Fritz: The Happytime Murders director Brian Henson (Jim's son) has made some good muppet movies, including The Muppet Christmas Carol. The screenwriter (and NOLA native), Todd Berger, wrote and directed the excellent It's a Disaster and The Scenesters (both are available to stream if you have Amazon Prime - check them out). So the creative pedigree is there for a good movie, and the story about the former cast members of a popular children's show being murdered has potential. But for me, The Happytime Murders ends up being one of those films that looks great on paper, but does not come together on screen. What did you think?
David: The movie is gross and juvenile in its humor, but, I must admit, it got some laughs out of the 8th grader I am at heart. Happytime Murders is set in a world where humans and puppets co-exist, and puppet Phil Phillips (Bill Barretta), a disgraced ex-cop turned private eye, has to team up with his former police partner, human Connie Edwards (Melissa McCarthy), to solve the murders. The plot is film noir 101, so it's easy to spot the villains from the moment they appear on screen. It is all very clunky, and the theme of prejudice is undernourished. Clearly, this isn't anywhere as good as Disney's brilliant Zootopia, but it is far superior to Peter Jackson's Meet the Feebles, which is a film I truly hate. Yes, for laughs Happytime Murders has puppets involved in sexual acts, drugs and killings, but I do think smart moments appear occasionally, like when Phillips whispers to Edwards from across the room, but she can't read his lips because puppets don't have lips. That's funny.
Fritz: There are some moments of cleverness, like the failed lip-reading scene you mention and the "murder weapon" that's used in the second killing. The prejudice theme gets largely abandoned. The plotting is also weak and falls victim to what Roger Ebert called the law of economy of characters (i.e., if a character seems like he/she could be cut from the film completely without losing anything, that character is the killer). Both Zootopia and Who Framed Roger Rabbit? are mysteries set in fantastical universes that are plotted as well as any Raymond Chandler novel. But in The Happytime Murders, it's clunky and too straightforward. The cops meet a member of the cast, then that member of the cast dies shortly thereafter. The movie would have benefitted from letting us get to know the cast members a little better and not killing them off almost as soon as the audience meets them.

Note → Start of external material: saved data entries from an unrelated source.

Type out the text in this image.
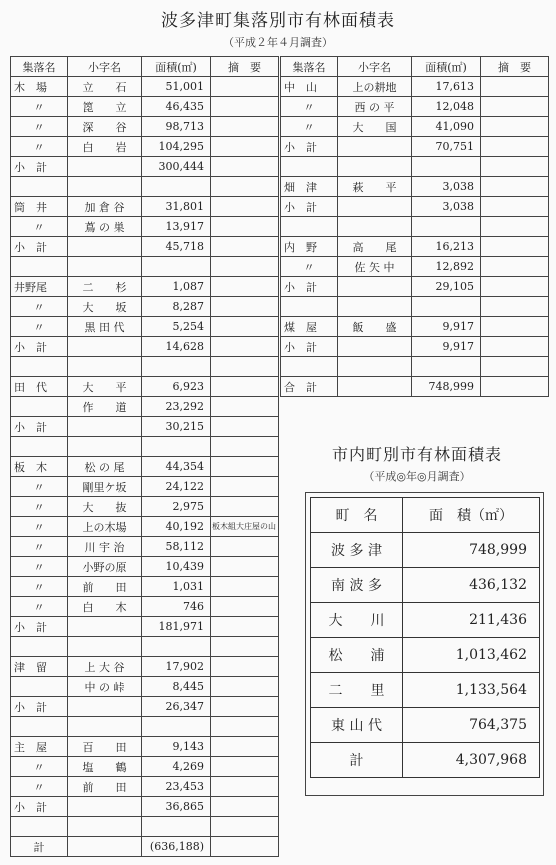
波多津町集落別市有林面積表
（平成２年４月調査）
集落名	小字名	面積(㎡)	摘　要
木　場	立　　石	51,001	
〃	箆　　立	46,435	
〃	深　　谷	98,713	
〃	白　　岩	104,295	
小　計		300,444	

筒　井	加 倉 谷	31,801	
〃	蔦 の 巣	13,917	
小　計		45,718	

井野尾	二　　杉	1,087	
〃	大　　坂	8,287	
〃	黒 田 代	5,254	
小　計		14,628	

田　代	大　　平	6,923	
	作　　道	23,292	
小　計		30,215	

板　木	松 の 尾	44,354	
〃	剛里ケ坂	24,122	
〃	大　　抜	2,975	
〃	上の木場	40,192	板木組大庄屋の山
〃	川 宇 治	58,112	
〃	小野の原	10,439	
〃	前　　田	1,031	
〃	白　　木	746	
小　計		181,971	

津　留	上 大 谷	17,902	
	中 の 峠	8,445	
小　計		26,347	

主　屋	百　　田	9,143	
〃	塩　　鶴	4,269	
〃	前　　田	23,453	
小　計		36,865	

計		(636,188)	
集落名	小字名	面積(㎡)	摘　要
中　山	上の耕地	17,613	
〃	西 の 平	12,048	
〃	大　　国	41,090	
小　計		70,751	

畑　津	萩　　平	3,038	
小　計		3,038	

内　野	高　　尾	16,213	
〃	佐 矢 中	12,892	
小　計		29,105	

煤　屋	飯　　盛	9,917	
小　計		9,917	

合　計		748,999	
市内町別市有林面積表
（平成◎年◎月調査）
町　名	面　積（㎡）
波 多 津	748,999
南 波 多	436,132
大　　川	211,436
松　　浦	1,013,462
二　　里	1,133,564
東 山 代	764,375
計	4,307,968
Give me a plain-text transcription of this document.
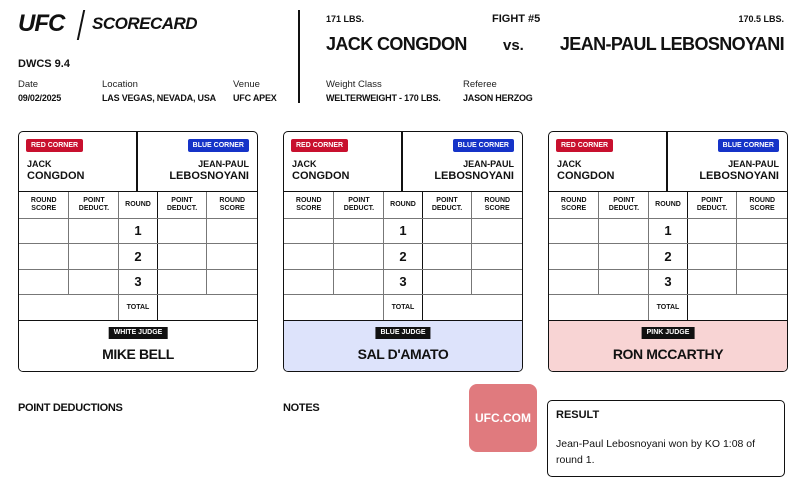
UFC SCORECARD
DWCS 9.4
Date
09/02/2025
Location
LAS VEGAS, NEVADA, USA
Venue
UFC APEX
171 LBS.	FIGHT #5	170.5 LBS.
JACK CONGDON vs. JEAN-PAUL LEBOSNOYANI
Weight Class
WELTERWEIGHT - 170 LBS.
Referee
JASON HERZOG
RED CORNER
JACK
CONGDON
BLUE CORNER
JEAN-PAUL
LEBOSNOYANI
ROUND SCORE	POINT DEDUCT.	ROUND	POINT DEDUCT.	ROUND SCORE
		1		
		2		
		3		
		TOTAL		
WHITE JUDGE
MIKE BELL
RED CORNER
JACK
CONGDON
BLUE CORNER
JEAN-PAUL
LEBOSNOYANI
ROUND SCORE	POINT DEDUCT.	ROUND	POINT DEDUCT.	ROUND SCORE
		1		
		2		
		3		
		TOTAL		
BLUE JUDGE
SAL D'AMATO
RED CORNER
JACK
CONGDON
BLUE CORNER
JEAN-PAUL
LEBOSNOYANI
ROUND SCORE	POINT DEDUCT.	ROUND	POINT DEDUCT.	ROUND SCORE
		1		
		2		
		3		
		TOTAL		
PINK JUDGE
RON MCCARTHY
POINT DEDUCTIONS	NOTES
UFC.COM	RESULT
Jean-Paul Lebosnoyani won by KO 1:08 of round 1.
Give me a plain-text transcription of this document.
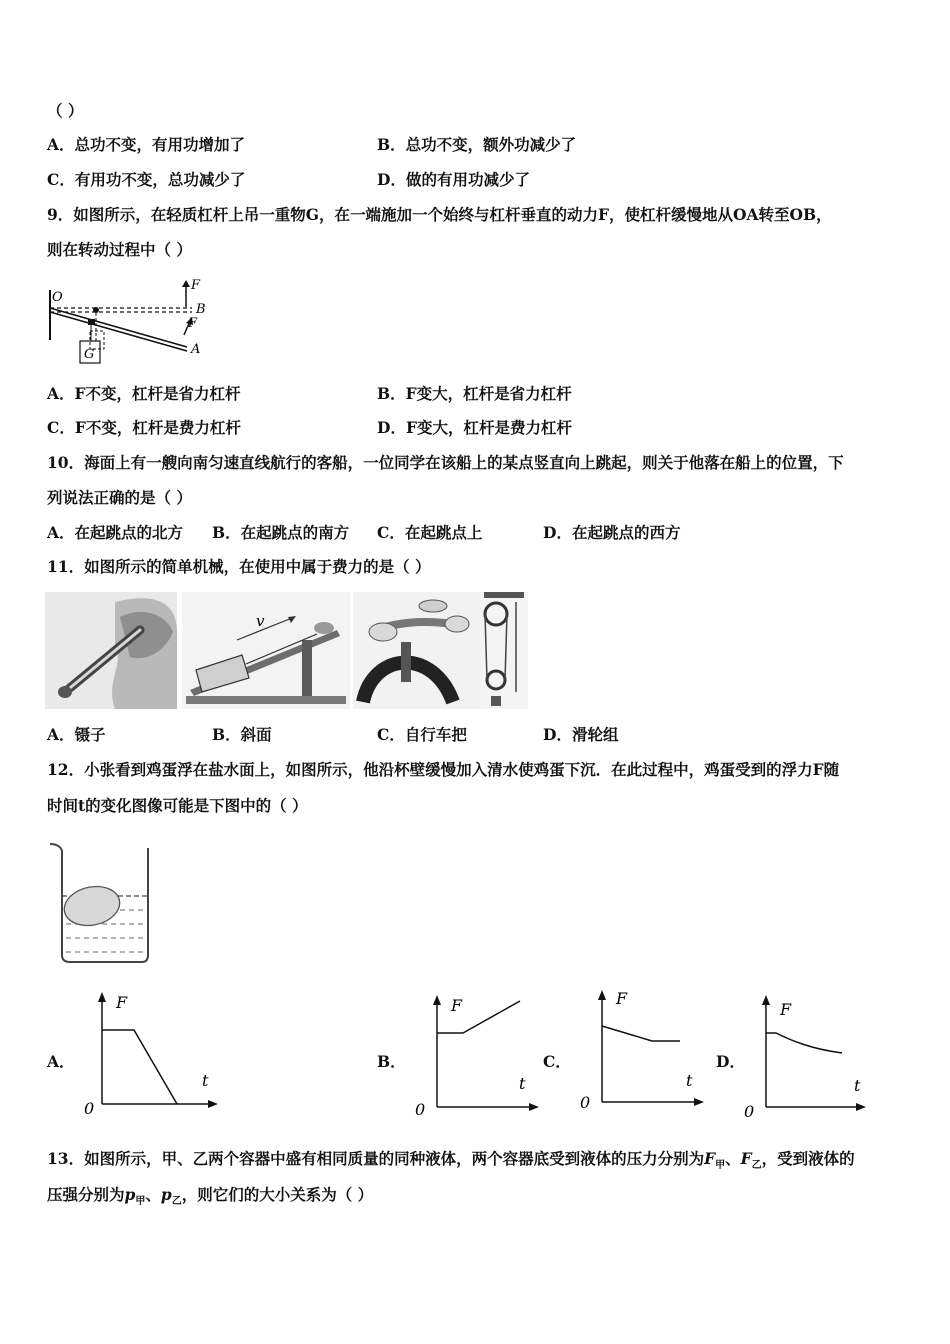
（ ）
A．总功不变，有用功增加了	B．总功不变，额外功减少了
C．有用功不变，总功减少了	D．做的有用功减少了
9．如图所示，在轻质杠杆上吊一重物G，在一端施加一个始终与杠杆垂直的动力F，使杠杆缓慢地从OA转至OB，
则在转动过程中（ ）
O
B
A
F
F
G
A．F不变，杠杆是省力杠杆	B．F变大，杠杆是省力杠杆
C．F不变，杠杆是费力杠杆	D．F变大，杠杆是费力杠杆
10．海面上有一艘向南匀速直线航行的客船，一位同学在该船上的某点竖直向上跳起，则关于他落在船上的位置，下
列说法正确的是（ ）
A．在起跳点的北方 B．在起跳点的南方 C．在起跳点上	D．在起跳点的西方
11．如图所示的简单机械，在使用中属于费力的是（ ）
v
A．镊子	B．斜面	C．自行车把	D．滑轮组
12．小张看到鸡蛋浮在盐水面上，如图所示，他沿杯壁缓慢加入清水使鸡蛋下沉．在此过程中，鸡蛋受到的浮力F随
时间t的变化图像可能是下图中的（ ）
A．
F
t
0
B．
F
t
0
C．
F
t
0
D．
F
t
0
13．如图所示，甲、乙两个容器中盛有相同质量的同种液体，两个容器底受到液体的压力分别为$F_甲$、$F_乙$，受到液体的
压强分别为$p_甲$、$p_乙$，则它们的大小关系为（ ）
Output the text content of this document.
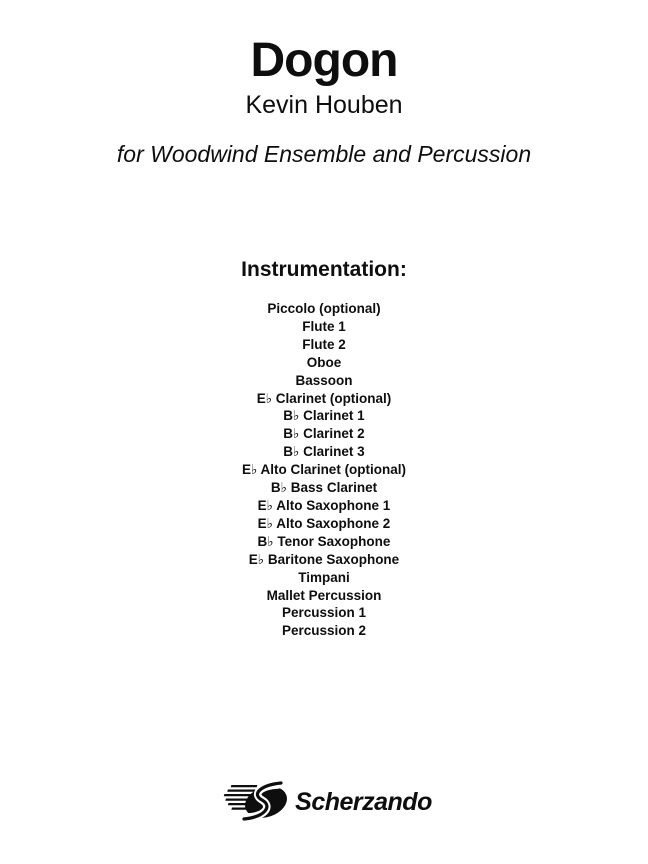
Dogon
Kevin Houben
for Woodwind Ensemble and Percussion
Instrumentation:
Piccolo (optional)
Flute 1
Flute 2
Oboe
Bassoon
E♭ Clarinet (optional)
B♭ Clarinet 1
B♭ Clarinet 2
B♭ Clarinet 3
E♭ Alto Clarinet (optional)
B♭ Bass Clarinet
E♭ Alto Saxophone 1
E♭ Alto Saxophone 2
B♭ Tenor Saxophone
E♭ Baritone Saxophone
Timpani
Mallet Percussion
Percussion 1
Percussion 2
Scherzando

I mentioned screenwriter Todd Berger's The Scenesters earlier - that was a comic mystery that also had a legitimately good plot. I wonder if studio execs and rewrites dumbed down The Happytime Murders?
As for the gross-out humor, there are a few moments when there's some imagination to it (the, um, "romantic" pairing between the octopus and the cow), but a lot of it ends up feeling like the movie thinks puppets doing gross things is good enough on its own.
David: You are right on all accounts, and, yes, I also wondered if it was dumbed down in rewrites. Still, I thought it had enough big laughs that I give it a marginal recommendation.